THE GOTHICK LORD - WILLIAM 5th BARON BYRON

William Byron (1722 - 1798) inherited Newstead Abbey in 1736 at the age of fourteen, whilst at Westminster School. He was removed from school at sixteen and sent into the Navy. Coming of age in 1743 he left the Navy, and married Elizabeth Shaw in 1747. She was the daughter and heiress of Charles Shaw of Besthorpe, Norfolk. They had four children, two of whom survived to adulthood.

In January 1765, he (accidentally) killed his cousin and neighbour William Chaworth in a duel with swords at the Star and Garter tavern in Pall Mall. The dispute began over whose estate had more game. It escalated when the two men retired to a poorly lit private room to settle the matter with swords. William Chaworth was mortally wounded and died the next day. Byron was imprisoned in the Tower of London and tried for murder. He was judged guilty only of manslaughter, paid a small fine, and was set free.

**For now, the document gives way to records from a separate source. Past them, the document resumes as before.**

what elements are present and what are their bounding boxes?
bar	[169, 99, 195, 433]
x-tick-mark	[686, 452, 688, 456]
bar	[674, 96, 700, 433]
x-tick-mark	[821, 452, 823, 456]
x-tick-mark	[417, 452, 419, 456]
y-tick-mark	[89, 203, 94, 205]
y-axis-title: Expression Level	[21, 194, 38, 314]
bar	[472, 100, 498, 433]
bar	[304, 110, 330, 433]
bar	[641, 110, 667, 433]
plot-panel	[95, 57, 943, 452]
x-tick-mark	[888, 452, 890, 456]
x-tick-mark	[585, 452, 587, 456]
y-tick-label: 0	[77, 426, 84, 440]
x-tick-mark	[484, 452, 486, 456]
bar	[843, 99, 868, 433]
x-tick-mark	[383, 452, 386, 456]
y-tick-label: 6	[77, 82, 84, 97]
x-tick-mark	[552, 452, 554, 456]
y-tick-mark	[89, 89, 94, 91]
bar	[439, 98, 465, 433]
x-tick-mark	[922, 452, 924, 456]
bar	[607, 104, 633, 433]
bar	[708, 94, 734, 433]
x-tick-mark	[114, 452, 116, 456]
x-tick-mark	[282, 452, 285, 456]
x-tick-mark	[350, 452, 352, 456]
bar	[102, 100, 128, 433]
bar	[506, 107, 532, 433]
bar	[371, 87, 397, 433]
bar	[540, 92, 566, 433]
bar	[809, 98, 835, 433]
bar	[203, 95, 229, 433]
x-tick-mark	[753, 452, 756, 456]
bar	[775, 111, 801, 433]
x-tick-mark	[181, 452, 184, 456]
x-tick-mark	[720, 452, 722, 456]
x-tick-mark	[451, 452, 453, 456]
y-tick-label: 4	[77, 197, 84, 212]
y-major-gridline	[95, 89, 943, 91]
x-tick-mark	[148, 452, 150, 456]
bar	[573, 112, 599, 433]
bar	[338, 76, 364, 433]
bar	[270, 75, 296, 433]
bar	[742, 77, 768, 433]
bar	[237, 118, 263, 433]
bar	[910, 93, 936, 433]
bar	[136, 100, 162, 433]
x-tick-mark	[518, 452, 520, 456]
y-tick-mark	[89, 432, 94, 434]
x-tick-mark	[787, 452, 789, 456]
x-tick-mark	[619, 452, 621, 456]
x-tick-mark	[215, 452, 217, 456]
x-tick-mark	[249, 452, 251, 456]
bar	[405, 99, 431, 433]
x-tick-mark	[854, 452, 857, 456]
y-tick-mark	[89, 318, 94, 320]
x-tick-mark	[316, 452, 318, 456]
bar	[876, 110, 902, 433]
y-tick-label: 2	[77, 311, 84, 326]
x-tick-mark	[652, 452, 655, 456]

Throughout his life, expenditure outstripped income. He was known to have lavished money on the estate during his younger years before his financial situation deteriorated. Money was largely spent on building Gothic follies. The Folly Castle was a sham castle built on a hill overlooking the lake with four guns on a rampart. It served as a banqueting house and was fashionably furnished with servants’ quarters in the basement to prepare food for the parties hosted there. A small fortification with guns, called the Battery, was constructed on the shore of the lake, with a boathouse beside it. Turrets and battlements were later added to the mill located across the lake from the Battery to create a Fort.

Byron continued to visit London frequently and brought back parties of friends to shoot ducks or enjoy mock naval battles from the Battery. He acquired a miniature fleet of five ships and a 20-gun schooner carrying its own cannon. These were manned by a full-time crew of sailors - and some of his servants!

 

Photo S. Freeman


        Approach                    Ready                         Aim                        Fire!

William’s hopes of securing a wealthy heiress for his son were thwarted when his son eloped with his first cousin, Juliana Elizabeth Byron (daughter of Vice-Admiral John Byron). Mythology suggests that in a fit of rage, Lord Byron intentionally neglected the ancestral home. He felled trees and sold off valuables to pay creditors and spite his son and heir.

Arguably this is far from the truth. Despite finances in a dire condition, William Byron attempted to maintain the estate and treated tenants and servants well. The neglect and decay stemmed from his inability to pay off his debts. The Brass Eagle Lectern and Candlesticks which had been thrown into a large, rectangular pool at the time of the Dissolution of the Monasteries, were discovered when the pond was drained by the 5th Lord. He sold these to Sir Richard Kaye (who later donated them to Southwell Minster). This was followed by the ‘Great Sale’ of 1778, held at Newstead Abbey. Included in sale were the 4th Lord’s paintings along with much of the Abbey’s furniture and other valuables. William had also leased out the colliery rights in Rochdale. A paltry income was derived from the coal mines and stone quarries in Rochdale and the farms and mills at Newstead. 

His wife left him after the ‘Great Sale’ and took with her, their only surviving child. Caroline died in 1784, leaving the couple childless.

William outlived his grandson who was killed by cannon fire at the siege of Calvi in Corsica in 1794.

Finally, William became an ‘eccentric and misanthropic’ recluse attended by Elizabeth Hardstaff and his butler Joe Murray.

When the 5th Lord died in 1798, at the age of seventy-five, Newstead Abbey passed to his great-nephew, George Gordon Byron. Whilst the House had fallen into a state of disrepair, the estate was not encumbered by debt or subject to legal restraints.

As a result of stories told following the duel, his life of eccentric behaviour and the decline of the ancestral estate, the 5th Lord was infamously known by the nicknames ‘the Wicked Lord’ and ‘the Devil Byron’. Elizabeth Hardstaff was one of the few people mentioned in his will. After the Lord’s death, ‘Lady Betty’, as she was known locally, spoke to Thomas Moore whilst he was carrying out research for his biography “Letters and Journals of Lord Byron” (published in 1830). She reinforced perceptions of the 5th Lord as a cantankerous, violent and eccentric recluse. Arguably her colourful stories, along with those of Luke Adams (a charcoal burner operating within the woodland estate) were based on memory - and were in part embellished by time and local gossip.